Davis holds a B.S. in Physiological Psychology and an M.A. in Sociology from the University of Pittsburgh. She completed a Ph.D. in science studies at the University of Chicago as a Danforth Foundation Graduate Fellow, and a M.P.H. in epidemiology at the Johns Hopkins University as a Senior National Cancer Institute Post-Doctoral Fellow. Davis has authored more than 170 publications in books and journals ranging from Scientific American to the Journal of the American Medical Association, to the New York Times
. Admission to this Falmouth Forum presentation is free and open to the public. A buffet dinner is available before the lecture at 6:00 p.m. in the Swope Center located near the auditorium. Dinner tickets are $16 and must be purchased in person and in advance at either Eight Cousins Children's Books, Main Street, Falmouth, or at the MBL's Communications Office in the Candle House in Woods Hole. Dinner seats are limited and available until they sell out or until 5:00 PM on Tuesday, April 27. All tickets are nonrefundable. For more information contact the MBL's Communications Office at 508-289-7423.

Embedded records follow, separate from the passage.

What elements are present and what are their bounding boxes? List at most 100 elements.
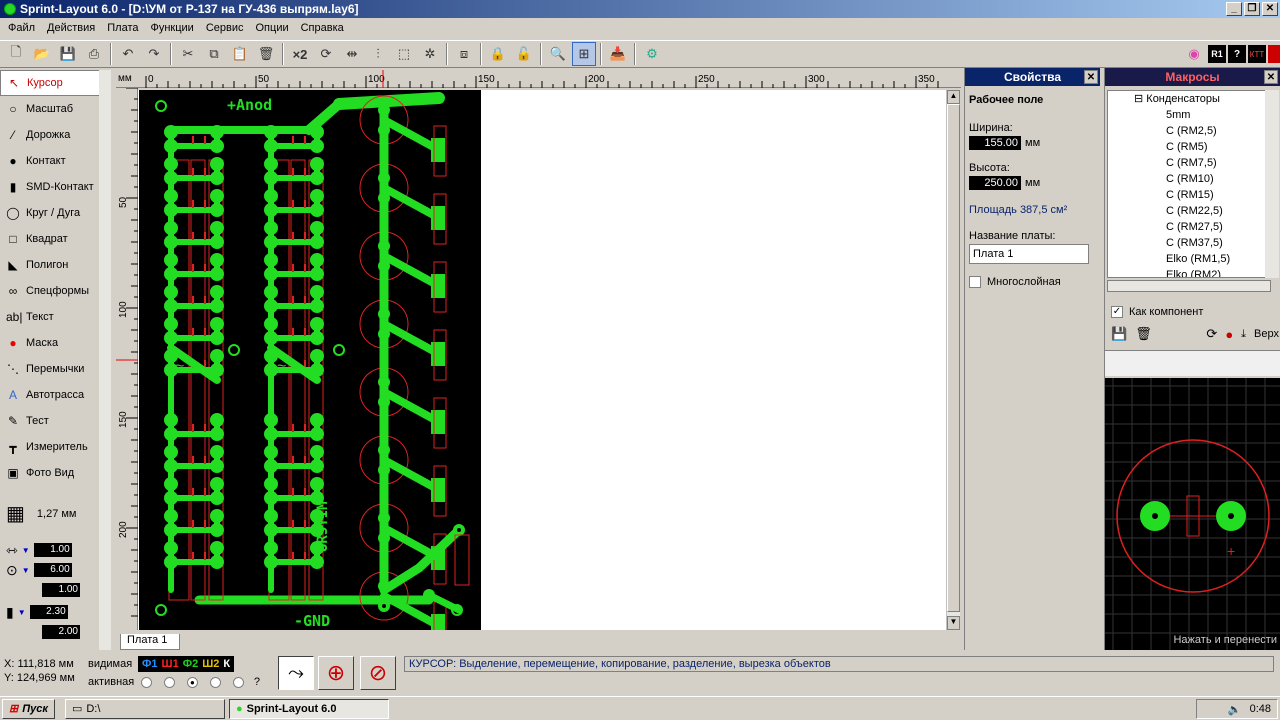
layer-4-radio[interactable] [232,676,244,688]
as-component-checkbox[interactable]: ✓ [1111,306,1123,318]
width-field[interactable]: 155.00 [969,136,1021,150]
grid-value[interactable]: 1,27 мм [37,508,77,520]
track[interactable] [380,320,443,358]
macro-item[interactable]: Elko (RM2) [1108,267,1270,277]
tool-test[interactable]: ✎ Тест [0,408,100,434]
task-drive[interactable]: ▭ D:\ [64,698,225,719]
unlock-icon[interactable]: 🔓 [512,42,536,66]
menu-actions[interactable]: Действия [41,22,101,34]
tool-jumper[interactable]: ⋱ Перемычки [0,356,100,382]
track[interactable] [333,92,445,110]
track[interactable] [380,184,443,222]
align-icon[interactable]: ⫶ [366,42,390,66]
copy-icon[interactable]: ⧉ [202,42,226,66]
mirror-icon[interactable]: ⇹ [340,42,364,66]
layer-3-toggle[interactable]: Ш2 [202,658,219,670]
speaker-icon[interactable]: 🔈 [1228,703,1242,716]
close-button[interactable]: ✕ [1262,2,1278,16]
undo-icon[interactable]: ↶ [116,42,140,66]
track-width-field[interactable]: 1.00 [33,543,72,557]
tool-panel-scrollbar[interactable] [99,70,111,650]
macro-tree[interactable]: ⊟ Конденсаторы 5mm C (RM2,5) C (RM5) C (RM7… [1107,90,1271,278]
connections-icon[interactable]: ⊞ [572,42,596,66]
save-icon[interactable]: 💾 [56,42,80,66]
top-side-label[interactable]: Верх [1254,328,1279,340]
layer-3-radio[interactable] [209,676,221,688]
r1-icon[interactable]: R1 [1208,45,1226,63]
restore-button[interactable]: ❐ [1244,2,1260,16]
tool-track[interactable]: ⁄ Дорожка [0,122,100,148]
new-file-icon[interactable]: 🗋 [4,42,28,66]
smd-pad[interactable] [431,342,445,366]
save-macro-icon[interactable]: 💾 [1111,326,1127,342]
menu-functions[interactable]: Функции [144,22,199,34]
tool-specforms[interactable]: ∞ Спецформы [0,278,100,304]
tool-zoom[interactable]: ○ Масштаб [0,96,100,122]
menu-file[interactable]: Файл [2,22,41,34]
layer-1-radio[interactable] [163,676,175,688]
pad-outer-field[interactable]: 6.00 [33,563,72,577]
cut-icon[interactable]: ✂ [176,42,200,66]
route-mode-icon[interactable]: ⤳ [278,656,314,690]
layer-help[interactable]: ? [254,676,260,688]
layer-0-toggle[interactable]: Ф1 [142,658,158,670]
close-icon[interactable]: ✕ [1084,70,1098,84]
menu-help[interactable]: Справка [295,22,350,34]
delete-icon[interactable]: 🗑 [254,42,278,66]
layer-2-radio[interactable]: ● [186,676,198,688]
pad-inner-field[interactable]: 1.00 [42,583,80,597]
track[interactable] [380,116,443,154]
tool-mask[interactable]: ● Маска [0,330,100,356]
open-folder-icon[interactable]: 📂 [30,42,54,66]
scroll-up-arrow[interactable]: ▲ [947,90,960,104]
gear-icon[interactable]: ⚙ [640,42,664,66]
macro-item[interactable]: C (RM7,5) [1108,155,1270,171]
layer-4-toggle[interactable]: К [223,658,230,670]
smd-pad[interactable] [431,478,445,502]
rotate-icon[interactable]: ⟳ [314,42,338,66]
top-side-icon[interactable]: ⤓ [1241,328,1246,341]
board-name-input[interactable] [969,244,1089,264]
scroll-thumb[interactable] [947,104,960,612]
tool-square[interactable]: □ Квадрат [0,226,100,252]
tool-autoroute[interactable]: A Автотрасса [0,382,100,408]
task-sprint-layout[interactable]: ● Sprint-Layout 6.0 [228,698,389,719]
tree-hscroll[interactable] [1107,280,1271,292]
delete-macro-icon[interactable]: 🗑 [1135,326,1152,342]
track[interactable] [380,252,443,290]
macro-item[interactable]: 5mm [1108,107,1270,123]
macro-item[interactable]: C (RM15) [1108,187,1270,203]
lock-icon[interactable]: 🔒 [486,42,510,66]
rotate-macro-icon[interactable]: ⟳ [1206,326,1217,342]
tool-pad[interactable]: ● Контакт [0,148,100,174]
tool-polygon[interactable]: ◣ Полигон [0,252,100,278]
tool-text[interactable]: ab| Текст [0,304,100,330]
height-field[interactable]: 250.00 [969,176,1021,190]
minimize-button[interactable]: _ [1226,2,1242,16]
macro-preview[interactable]: + Нажать и перенести [1105,378,1280,650]
scroll-down-arrow[interactable]: ▼ [947,616,960,630]
smd-height-field[interactable]: 2.00 [42,625,80,639]
layer-2-toggle[interactable]: Ф2 [183,658,199,670]
macro-item[interactable]: C (RM2,5) [1108,123,1270,139]
canvas-scrollbar[interactable]: ▲ ▼ [946,90,960,630]
macro-item[interactable]: C (RM37,5) [1108,235,1270,251]
tool-cursor[interactable]: ↖ Курсор [0,70,100,96]
smd-pad[interactable] [431,410,445,434]
menu-service[interactable]: Сервис [200,22,250,34]
tool-circle[interactable]: ◯ Круг / Дуга [0,200,100,226]
page-tab[interactable]: Плата 1 [120,634,180,650]
track[interactable] [379,563,424,595]
multilayer-checkbox[interactable] [969,276,981,288]
record-icon[interactable]: ● [1225,327,1233,342]
smd-pad[interactable] [431,274,445,298]
tool-smd[interactable]: ▮ SMD-Контакт [0,174,100,200]
crosshair-icon[interactable]: ⊕ [318,656,354,690]
zoom-search-icon[interactable]: 🔍 [546,42,570,66]
ungroup-icon[interactable]: ✲ [418,42,442,66]
duplicate-icon[interactable]: ×2 [288,42,312,66]
start-button[interactable]: ⊞ Пуск [2,698,55,719]
menu-options[interactable]: Опции [250,22,295,34]
help-icon[interactable]: ? [1228,45,1246,63]
close-icon[interactable]: ✕ [1264,70,1278,84]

The MBL Associates were founded in 1944 to provide an opportunity for friends of the Laboratory, both scientists and non-scientists, to support the MBL. Over the years the Associates have taken on a wide range of projects, including providing fellowships for young scientists, supporting the MBL WHOI Library, renovating the Lillie Auditorium, and landscaping the Whitman-Loeb quadrangle on the Woods Hole campus. The Associates also help bring the work of the Laboratory to a broader public by sponsoring the Falmouth Forum Series and operating the MBL Gift Shop. Membership is open to anyone with an interest in the Laboratory.
The Marine Biological Laboratory is an internationally known, independent, nonprofit institution dedicated to improving the human condition through creative research and education in the biological, biomedical and environmental sciences. Founded in 1888, the MBL is the oldest private marine laboratory in the Western Hemisphere.